La pioggia, come il freddo dei giorni scorsi, non ha fermato ieri la protesta di Djordje Nedic in via Sant'Ambrogio, dove l'uomo aveva collocato una tenda il lunedì di Pasquetta per rendere evidente la sua situazione di difficoltà. Trapiantato di un rene all'inizio del 2012, rimasto senza lavoro di saldatore a causa dell'invalidità e poi senza casa, Nedic, di origine serba, ma residente in Italia da 14 anni, al Comune chiede di fatto un aiuto per riprendersi la sua autonomia. «Io voglio lavorare, in modo da potermi pagare un alloggio», ha ripetuto in modo instancabile in questi giorni.
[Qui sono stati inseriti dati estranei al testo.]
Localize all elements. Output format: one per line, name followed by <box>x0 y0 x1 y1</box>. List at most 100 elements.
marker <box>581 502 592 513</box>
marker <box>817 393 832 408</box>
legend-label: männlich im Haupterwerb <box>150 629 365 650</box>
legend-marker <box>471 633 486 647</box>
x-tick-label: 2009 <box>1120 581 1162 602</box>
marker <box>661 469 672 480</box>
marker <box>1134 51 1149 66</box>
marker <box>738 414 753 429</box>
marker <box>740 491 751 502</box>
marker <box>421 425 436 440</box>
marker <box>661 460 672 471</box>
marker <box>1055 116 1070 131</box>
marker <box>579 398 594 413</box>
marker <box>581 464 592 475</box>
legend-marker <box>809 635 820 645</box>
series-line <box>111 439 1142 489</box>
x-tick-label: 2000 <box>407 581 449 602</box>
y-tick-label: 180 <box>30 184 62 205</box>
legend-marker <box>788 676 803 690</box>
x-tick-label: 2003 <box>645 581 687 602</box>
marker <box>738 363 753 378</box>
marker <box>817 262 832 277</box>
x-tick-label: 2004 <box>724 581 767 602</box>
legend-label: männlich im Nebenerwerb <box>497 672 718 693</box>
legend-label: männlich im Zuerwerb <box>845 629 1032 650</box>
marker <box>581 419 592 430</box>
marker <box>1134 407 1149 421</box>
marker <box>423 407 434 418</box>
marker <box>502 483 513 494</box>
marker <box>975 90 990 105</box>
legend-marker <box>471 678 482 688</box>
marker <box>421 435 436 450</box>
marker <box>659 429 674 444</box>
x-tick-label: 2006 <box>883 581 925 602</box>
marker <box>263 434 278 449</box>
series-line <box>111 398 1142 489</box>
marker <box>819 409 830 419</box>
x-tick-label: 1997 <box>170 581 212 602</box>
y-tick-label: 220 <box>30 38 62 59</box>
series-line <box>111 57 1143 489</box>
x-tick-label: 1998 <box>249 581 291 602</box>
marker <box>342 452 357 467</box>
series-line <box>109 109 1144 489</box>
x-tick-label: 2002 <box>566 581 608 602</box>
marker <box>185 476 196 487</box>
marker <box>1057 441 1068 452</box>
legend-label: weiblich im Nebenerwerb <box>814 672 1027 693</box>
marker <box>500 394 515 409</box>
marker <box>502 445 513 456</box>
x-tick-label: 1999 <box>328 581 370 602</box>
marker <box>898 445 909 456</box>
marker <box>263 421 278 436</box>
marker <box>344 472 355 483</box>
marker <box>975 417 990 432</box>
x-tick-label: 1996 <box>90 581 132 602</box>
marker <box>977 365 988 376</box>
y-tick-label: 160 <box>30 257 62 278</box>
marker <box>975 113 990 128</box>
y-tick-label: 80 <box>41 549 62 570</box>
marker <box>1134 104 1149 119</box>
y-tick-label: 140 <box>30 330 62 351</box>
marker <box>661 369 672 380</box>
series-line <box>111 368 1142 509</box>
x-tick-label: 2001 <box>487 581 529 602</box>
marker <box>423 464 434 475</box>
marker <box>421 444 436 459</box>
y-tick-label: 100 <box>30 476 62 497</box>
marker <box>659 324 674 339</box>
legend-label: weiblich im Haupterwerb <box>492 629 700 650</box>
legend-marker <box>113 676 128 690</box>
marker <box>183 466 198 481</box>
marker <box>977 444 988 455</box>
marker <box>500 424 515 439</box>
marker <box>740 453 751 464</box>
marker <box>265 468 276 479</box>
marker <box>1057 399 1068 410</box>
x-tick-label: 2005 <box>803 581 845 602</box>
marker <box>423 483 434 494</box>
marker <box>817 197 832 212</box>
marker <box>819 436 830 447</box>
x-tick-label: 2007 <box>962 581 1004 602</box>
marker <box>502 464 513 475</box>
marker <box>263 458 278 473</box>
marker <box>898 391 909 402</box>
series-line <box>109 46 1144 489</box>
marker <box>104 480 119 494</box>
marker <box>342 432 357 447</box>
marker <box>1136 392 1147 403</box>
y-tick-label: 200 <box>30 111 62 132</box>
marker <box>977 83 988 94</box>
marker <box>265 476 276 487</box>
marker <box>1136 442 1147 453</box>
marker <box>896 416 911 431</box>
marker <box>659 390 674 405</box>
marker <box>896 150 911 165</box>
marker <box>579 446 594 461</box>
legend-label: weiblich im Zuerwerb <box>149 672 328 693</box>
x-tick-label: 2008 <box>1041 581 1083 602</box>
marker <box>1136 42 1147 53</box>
Accanto all'uomo, che ieri è rimasto sotto un ombrello fermo davanti al palazzetto veneto, sede dell'ufficio del sindaco, c'è sempre la sua cagnolina. «Il signor Nedic è stato assistito nel corso dell'ultimo anno e continua a essere assistitito dai Servizi sociali - afferma l'assessore alle Politiche sociali, Cristiana Morsolin -. Purtroppo non è nella facoltà del Comune di trovare posti di lavoro». Intanto, dopo essere stato invitato a sgomberare la tenda martedì da agenti del commissariato di Monfalcone, l'uomo in questi giorni ha dormito nella sua automobile, frequentando il Centro a bassa soglia di via Natisone, gestito dal Comune, per mangiare, lavarsi e fare la lavatrice. Come stanno facendo molti altri. Proprio in questi giorni il centro ha avuto un picco di utenti: una trentina contro i 20 pasti che la struttura dovrebbe erogare ogni giorno. "Tutti però sono stati accolti", sottolinea l'assessore Morsolin. Nel 2012 il Comune di Monfalcone ha impegnato 1,344 milioni tra aiuti economici agli indigenti, contributi alle famiglie numerose, bonus bebé, Carta famiglia e fondi contro il caro-affitti. Solo gli interventi di sostegno economico hanno visto il Comune impegnare 156.842 euro. (la. bl.)